Shipboard medical teams perform blood and saliva sampling and run a suite of cognitive and motor tests to evaluate how the crew is readapting after reentry and roughly 10 days in microgravity. Typical checks measure strength, coordination and dexterity, and include functional tasks that mimic real spacecraft activities—climbing a rope ladder, handling equipment and backpacks, and simulated docking or equipment‑handling procedures—to see how gravity and reentry loads affect performance.
Depending on health and preference, astronauts may spend a night aboard the recovery ship or be transported to Naval Air Station North Island in San Diego and then flown to Johnson Space Center in Houston. At JSC they receive more extensive medical exams, mission debriefs, and family reunions. Medical monitoring and research protocols continue for days and weeks after return to track readaptation to gravity and collect data for long‑term health studies.
The entire recovery is highly practiced. Teams train for years in many scenarios—calm and heavy‑seas recoveries, timed egress procedures, rapid evacuation routes to the ship—and backup rescue forces such as pararescue teams, C‑17s and staged equipment in places like Hawaii are ready if the landing veers off plan. Multiple agencies and contractors coordinate the operation, including NASA, the U.S. Navy, U.S. Space Command and the Air Force.

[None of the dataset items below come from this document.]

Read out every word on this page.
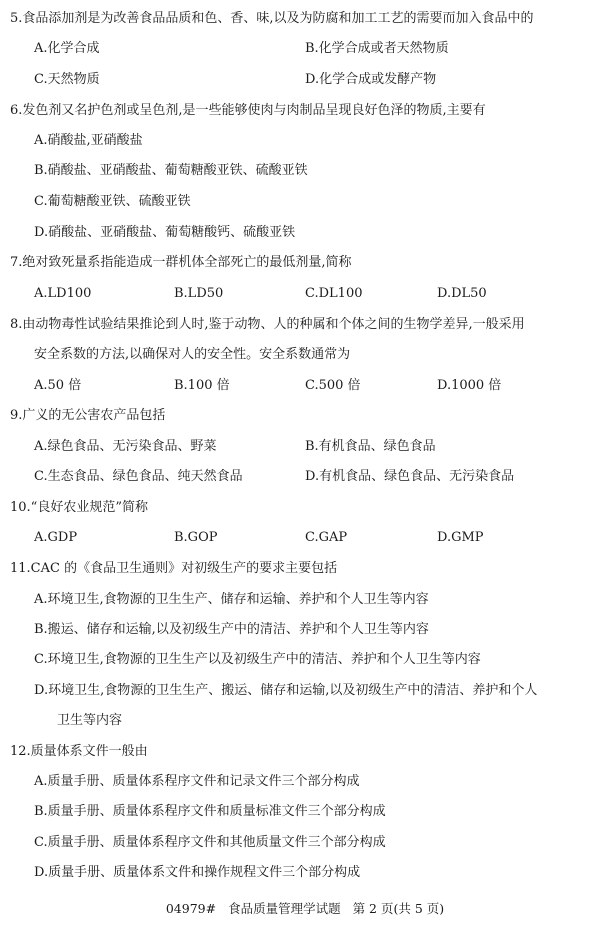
5.食品添加剂是为改善食品品质和色、香、味,以及为防腐和加工工艺的需要而加入食品中的
A.化学合成	B.化学合成或者天然物质
C.天然物质	D.化学合成或发酵产物
6.发色剂又名护色剂或呈色剂,是一些能够使肉与肉制品呈现良好色泽的物质,主要有
A.硝酸盐,亚硝酸盐
B.硝酸盐、亚硝酸盐、葡萄糖酸亚铁、硫酸亚铁
C.葡萄糖酸亚铁、硫酸亚铁
D.硝酸盐、亚硝酸盐、葡萄糖酸钙、硫酸亚铁
7.绝对致死量系指能造成一群机体全部死亡的最低剂量,简称
A.LD100	B.LD50	C.DL100	D.DL50
8.由动物毒性试验结果推论到人时,鉴于动物、人的种属和个体之间的生物学差异,一般采用
安全系数的方法,以确保对人的安全性。安全系数通常为
A.50 倍	B.100 倍	C.500 倍	D.1000 倍
9.广义的无公害农产品包括
A.绿色食品、无污染食品、野菜	B.有机食品、绿色食品
C.生态食品、绿色食品、纯天然食品	D.有机食品、绿色食品、无污染食品
10.“良好农业规范”简称
A.GDP	B.GOP	C.GAP	D.GMP
11.CAC 的《食品卫生通则》对初级生产的要求主要包括
A.环境卫生,食物源的卫生生产、储存和运输、养护和个人卫生等内容
B.搬运、储存和运输,以及初级生产中的清洁、养护和个人卫生等内容
C.环境卫生,食物源的卫生生产以及初级生产中的清洁、养护和个人卫生等内容
D.环境卫生,食物源的卫生生产、搬运、储存和运输,以及初级生产中的清洁、养护和个人
卫生等内容
12.质量体系文件一般由
A.质量手册、质量体系程序文件和记录文件三个部分构成
B.质量手册、质量体系程序文件和质量标准文件三个部分构成
C.质量手册、质量体系程序文件和其他质量文件三个部分构成
D.质量手册、质量体系文件和操作规程文件三个部分构成
04979# 食品质量管理学试题 第 2 页(共 5 页)
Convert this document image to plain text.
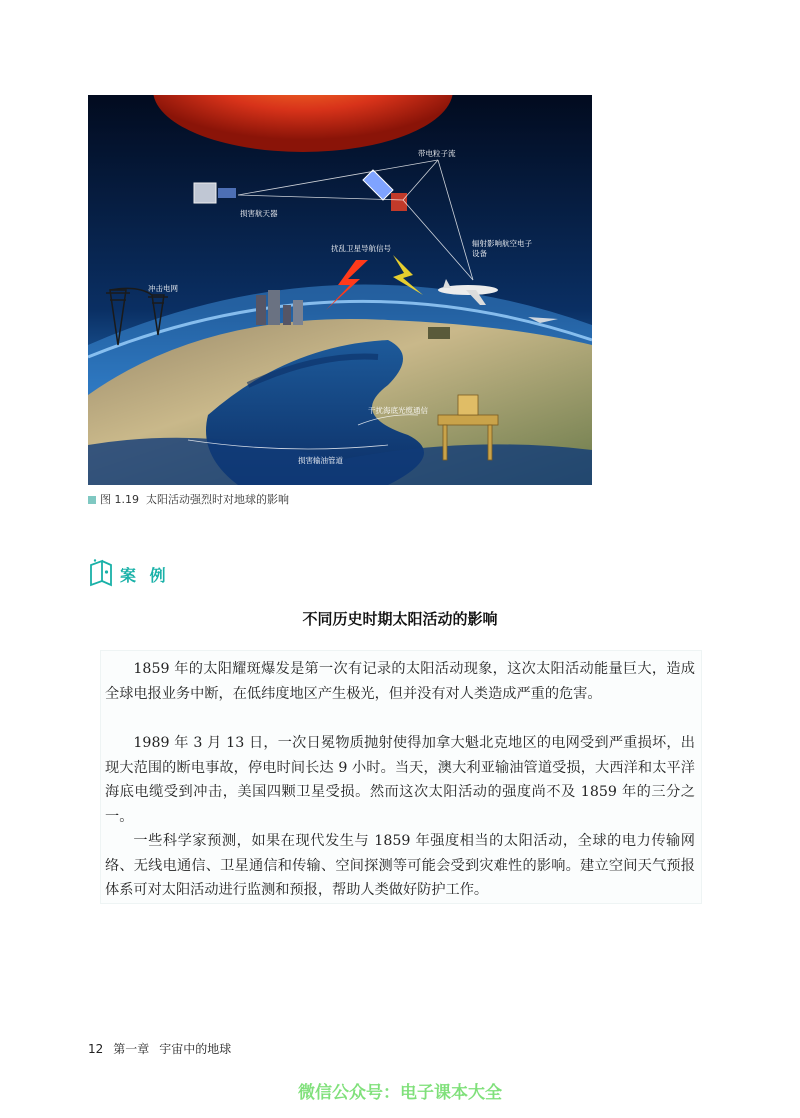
带电粒子流
损害航天器
扰乱卫星导航信号
辐射影响航空电子设备
冲击电网
干扰海底光缆通信
损害输油管道
图 1.19 太阳活动强烈时对地球的影响
案 例
不同历史时期太阳活动的影响
1859 年的太阳耀斑爆发是第一次有记录的太阳活动现象，这次太阳活动能量巨大，造成全球电报业务中断，在低纬度地区产生极光，但并没有对人类造成严重的危害。
1989 年 3 月 13 日，一次日冕物质抛射使得加拿大魁北克地区的电网受到严重损坏，出现大范围的断电事故，停电时间长达 9 小时。当天，澳大利亚输油管道受损，大西洋和太平洋海底电缆受到冲击，美国四颗卫星受损。然而这次太阳活动的强度尚不及 1859 年的三分之一。
一些科学家预测，如果在现代发生与 1859 年强度相当的太阳活动，全球的电力传输网络、无线电通信、卫星通信和传输、空间探测等可能会受到灾难性的影响。建立空间天气预报体系可对太阳活动进行监测和预报，帮助人类做好防护工作。
12 第一章 宇宙中的地球
微信公众号：电子课本大全
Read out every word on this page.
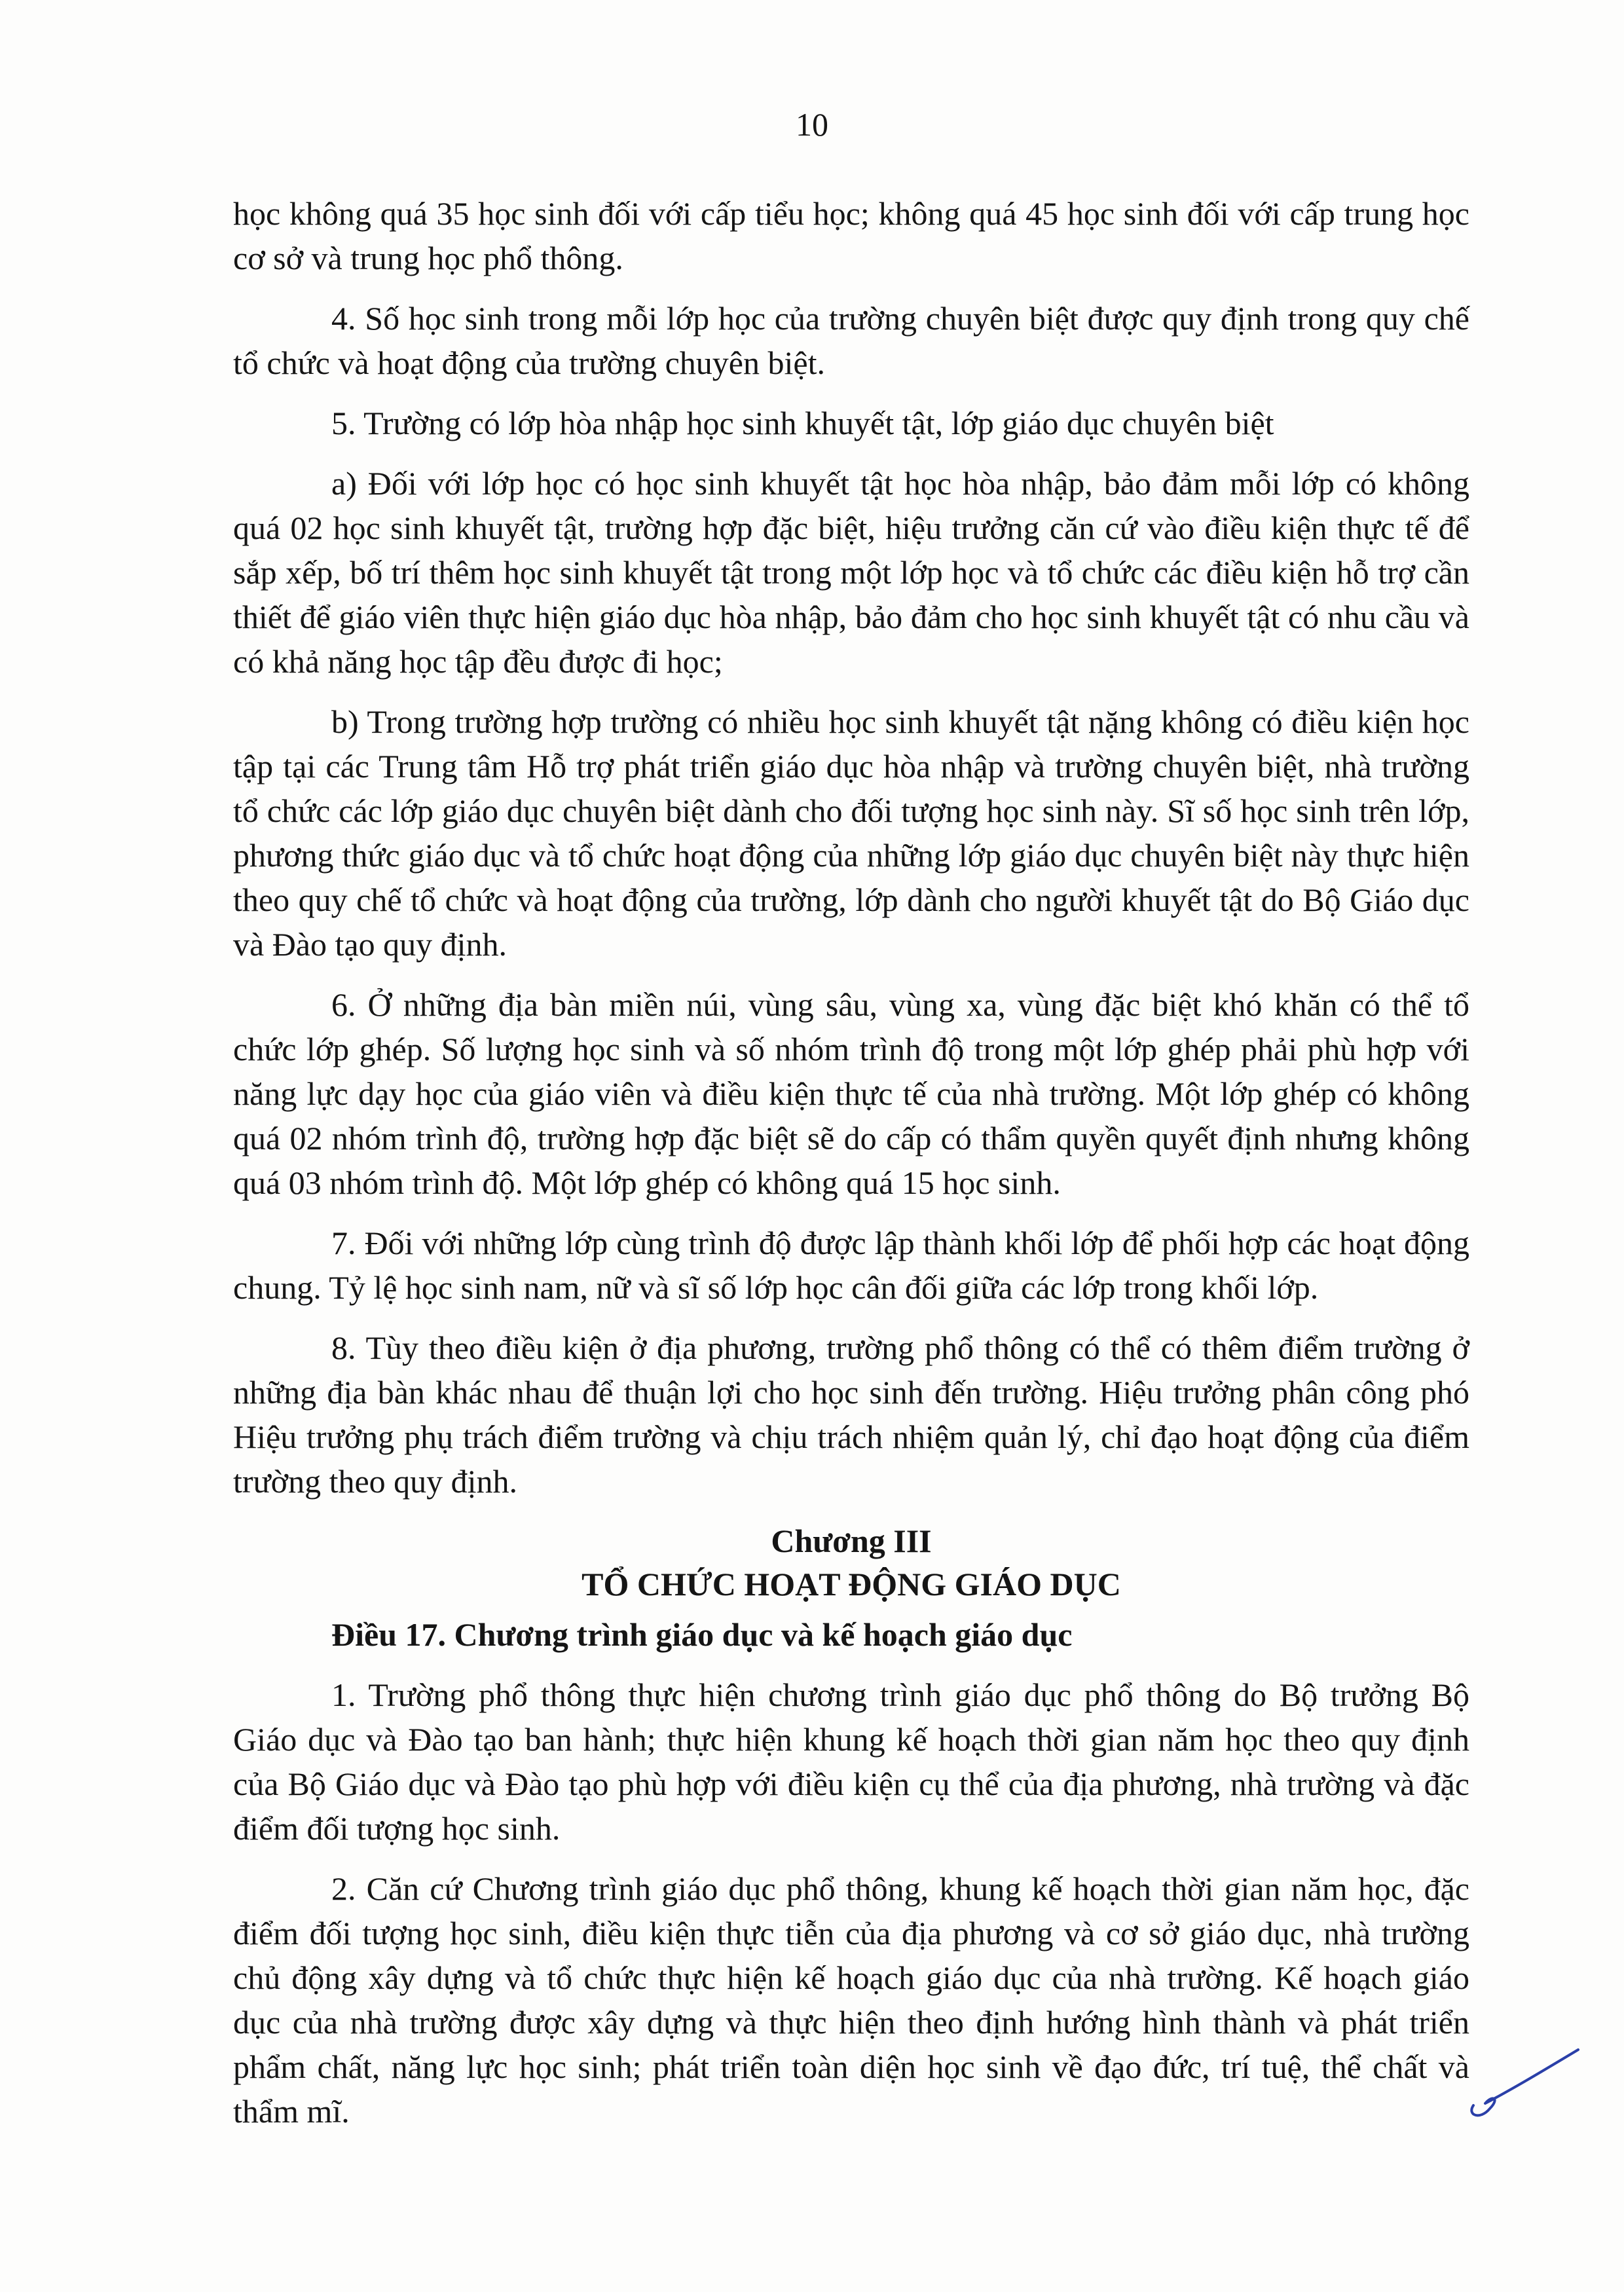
10

học không quá 35 học sinh đối với cấp tiểu học; không quá 45 học sinh đối với cấp trung học cơ sở và trung học phổ thông.

4. Số học sinh trong mỗi lớp học của trường chuyên biệt được quy định trong quy chế tổ chức và hoạt động của trường chuyên biệt.

5. Trường có lớp hòa nhập học sinh khuyết tật, lớp giáo dục chuyên biệt

a) Đối với lớp học có học sinh khuyết tật học hòa nhập, bảo đảm mỗi lớp có không quá 02 học sinh khuyết tật, trường hợp đặc biệt, hiệu trưởng căn cứ vào điều kiện thực tế để sắp xếp, bố trí thêm học sinh khuyết tật trong một lớp học và tổ chức các điều kiện hỗ trợ cần thiết để giáo viên thực hiện giáo dục hòa nhập, bảo đảm cho học sinh khuyết tật có nhu cầu và có khả năng học tập đều được đi học;

b) Trong trường hợp trường có nhiều học sinh khuyết tật nặng không có điều kiện học tập tại các Trung tâm Hỗ trợ phát triển giáo dục hòa nhập và trường chuyên biệt, nhà trường tổ chức các lớp giáo dục chuyên biệt dành cho đối tượng học sinh này. Sĩ số học sinh trên lớp, phương thức giáo dục và tổ chức hoạt động của những lớp giáo dục chuyên biệt này thực hiện theo quy chế tổ chức và hoạt động của trường, lớp dành cho người khuyết tật do Bộ Giáo dục và Đào tạo quy định.

6. Ở những địa bàn miền núi, vùng sâu, vùng xa, vùng đặc biệt khó khăn có thể tổ chức lớp ghép. Số lượng học sinh và số nhóm trình độ trong một lớp ghép phải phù hợp với năng lực dạy học của giáo viên và điều kiện thực tế của nhà trường. Một lớp ghép có không quá 02 nhóm trình độ, trường hợp đặc biệt sẽ do cấp có thẩm quyền quyết định nhưng không quá 03 nhóm trình độ. Một lớp ghép có không quá 15 học sinh.

7. Đối với những lớp cùng trình độ được lập thành khối lớp để phối hợp các hoạt động chung. Tỷ lệ học sinh nam, nữ và sĩ số lớp học cân đối giữa các lớp trong khối lớp.

8. Tùy theo điều kiện ở địa phương, trường phổ thông có thể có thêm điểm trường ở những địa bàn khác nhau để thuận lợi cho học sinh đến trường. Hiệu trưởng phân công phó Hiệu trưởng phụ trách điểm trường và chịu trách nhiệm quản lý, chỉ đạo hoạt động của điểm trường theo quy định.

Chương III
TỔ CHỨC HOẠT ĐỘNG GIÁO DỤC

Điều 17. Chương trình giáo dục và kế hoạch giáo dục

1. Trường phổ thông thực hiện chương trình giáo dục phổ thông do Bộ trưởng Bộ Giáo dục và Đào tạo ban hành; thực hiện khung kế hoạch thời gian năm học theo quy định của Bộ Giáo dục và Đào tạo phù hợp với điều kiện cụ thể của địa phương, nhà trường và đặc điểm đối tượng học sinh.

2. Căn cứ Chương trình giáo dục phổ thông, khung kế hoạch thời gian năm học, đặc điểm đối tượng học sinh, điều kiện thực tiễn của địa phương và cơ sở giáo dục, nhà trường chủ động xây dựng và tổ chức thực hiện kế hoạch giáo dục của nhà trường. Kế hoạch giáo dục của nhà trường được xây dựng và thực hiện theo định hướng hình thành và phát triển phẩm chất, năng lực học sinh; phát triển toàn diện học sinh về đạo đức, trí tuệ, thể chất và thẩm mĩ.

Reentry itself includes a normal communications blackout of several minutes when ionized plasma around the capsule temporarily blocks radio signals. Teams monitor telemetry through the blackout and await the first post‑entry calls. The capsule and crew endure high deceleration, heating loads on the heat shield, and the parachute deployment sequence; confirming proper performance of the heat shield and parachutes is part of the initial assessment.
After shipboard checks, astronauts go through staged, onshore testing: more vestibular and balance assessments, additional blood and saliva sampling, and longer functional tasks that simulate mission operations. The physiological and performance data gathered inform immediate care and help plan future missions.
The recovery also preserves the spacecraft for engineering and scientific analysis. The capsule and hardware are recovered, inspected and reviewed to verify systems performance and to feed lessons learned into subsequent Artemis missions.
In short: careful in‑water approach and safe egress, helicopter transfer to the recovery ship for rapid medical and functional testing, transport back to shore and onward to Johnson Space Center for expanded evaluations, and ongoing monitoring—all executed as a coordinated, multi‑agency operation to protect crew health and advance future exploration.